The first and the most significant source of bias is my domain knowledge of YouTube. Although I have watched videos on the platform for a long time, I myself am not a creator, making my understanding of YouTube restricted to the perspective of a viewer. In this project, I sometimes use this knowledge to interpret results that seem counterintuitive at first. Someone without any knowledge of YouTube might come to slightly different conclusions when looking at the results of the analyses (e.g., the plots).
The second limitation of this project is about the PCA. Because of the outliers, it was difficult to analyze the remaining projections of the datapoints. Thus, I did not mention anything about possible patterns or clustering of datapoints based on the PCA. The PCA could be improved by leaving out the most extreme outliers and performing robust PCA.

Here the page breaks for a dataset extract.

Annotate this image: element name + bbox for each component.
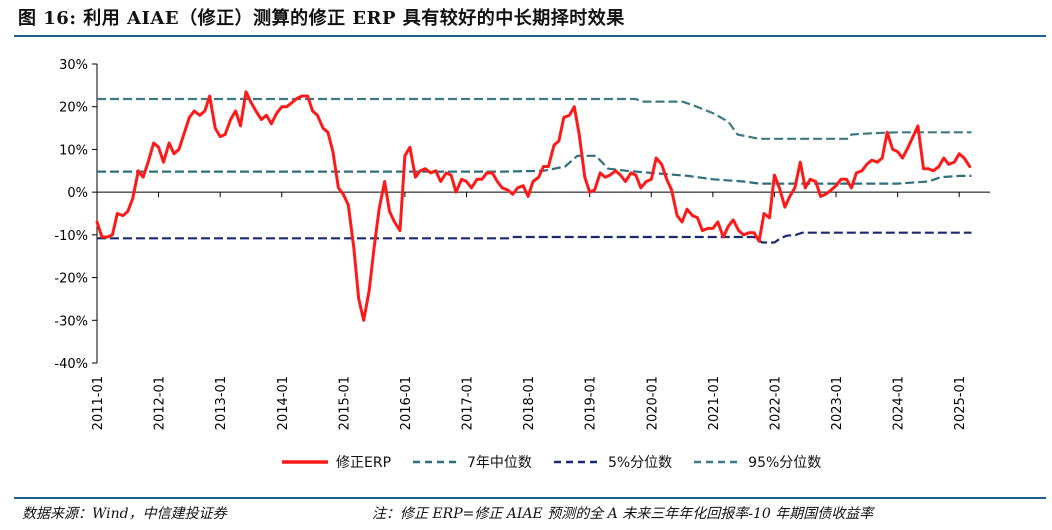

The third limitation is about the MCA. The numerical variables were categorized into very few bins (only 3 bins for each of them), hindering possible findings on the values in the interquartile range as well as the more extreme values. However, I did this in order to keep Figure the report manageable. In addition, the low principal inertias and quality of display values could make the findings questionable, thus emphasizing the importance of cross-checking with the data. There are other MCA techniques that can result in higher principal inertias (e.g., MCA based on the Burt matrix), and I leave the implementation of these methods to future work.
The final source of bias is the modified dataset used in this project. First is how I analyzed textual video titles and descriptions by using sentiment scores and classes as I chose to believe in Hutto and Gilbert (2014). There might be better ways of working with text data in tandem with categorical and numerical data. In addition, I disregarded the time series structure, which might contain interesting patterns on how videos accumulate, e.g., views and likes, over time while they were trending. Furthermore, since I only used videos published during the first six months of 2018 by Great Britain-based creators, the results might not be applicable to other regions and time periods.